CSS injection with width and height options

[ankane]

The Chartkick Ruby gem is vulnerable to CSS injection if user input is passed to the width or height option. This vulnerability has been assigned the CVE identifier CVE-2020-16254.

Versions Affected: 3.3.2 and below
Fixed Versions: 3.4.0

Impact

Chartkick is vulnerable to CSS injection if user input is passed to the width or height option.

<%= line_chart data, width: params[:width], height: params[:height] %>

An attacker can set additional CSS properties, like:

<%= line_chart data, width: "100%; background-image: url('http://example.com/image.png')" %>

All users running an affected release should upgrade.

Technical Details

Chartkick uses ERB::Util.html_escape to escape the width and height. This prevents XSS, but does not escape semicolons, which allows CSS additional properties to be set. Chartkick now limits width and height values to alphanumeric and % (this prevents some valid values like calc() but keeps things simple).

[cernyjakub]

Hello!
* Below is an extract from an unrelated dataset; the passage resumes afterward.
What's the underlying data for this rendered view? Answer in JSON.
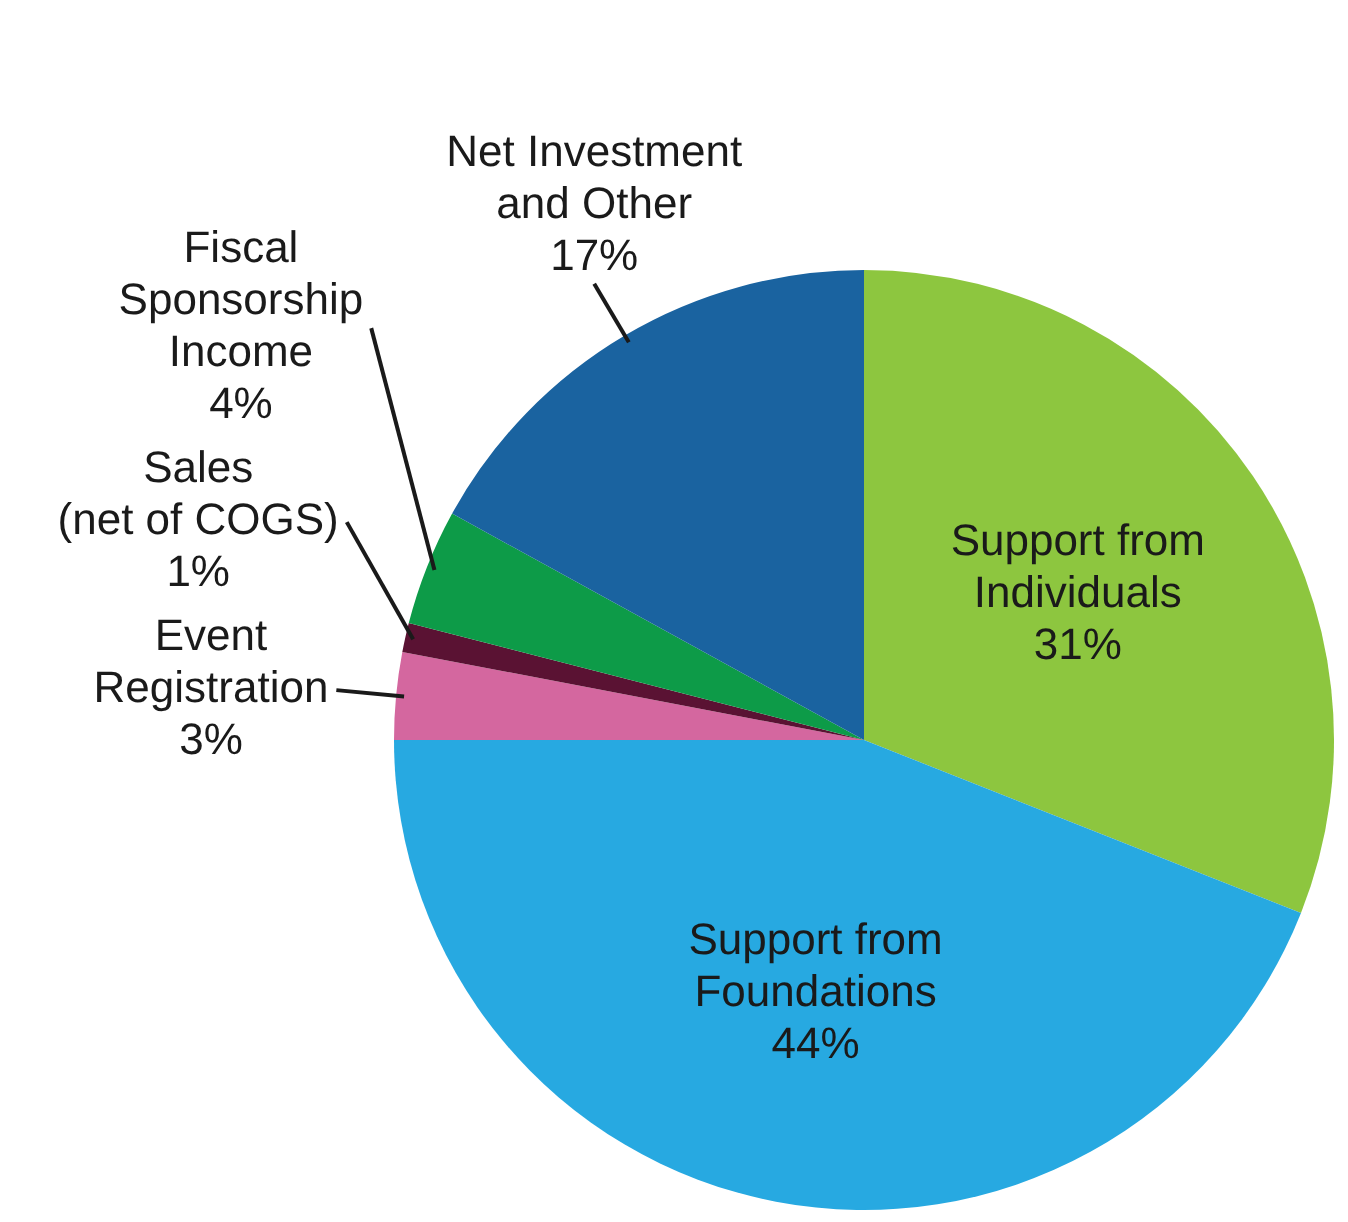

My app stopped working after updating to 3.4 - I use rem units to set height.

I think all units should be whitelisted - in other apps I also use vw, wh or em...

regards!
jakub

[ankane]

Hey @cernyjakub, can you share the exact values you're trying to use that aren't working?

[cernyjakub]

This is the exact line from Sentry trace:

= bar_chart data, :height => "#{src.keys.size * 1.75}rem"

I use rem with float value - maybe the float is the glitch?

[ankane]

Hey @cernyjakub, 3.4.1 was just released which allows for the . character.

[cernyjakub]

Thanks for patching this, works fine for me!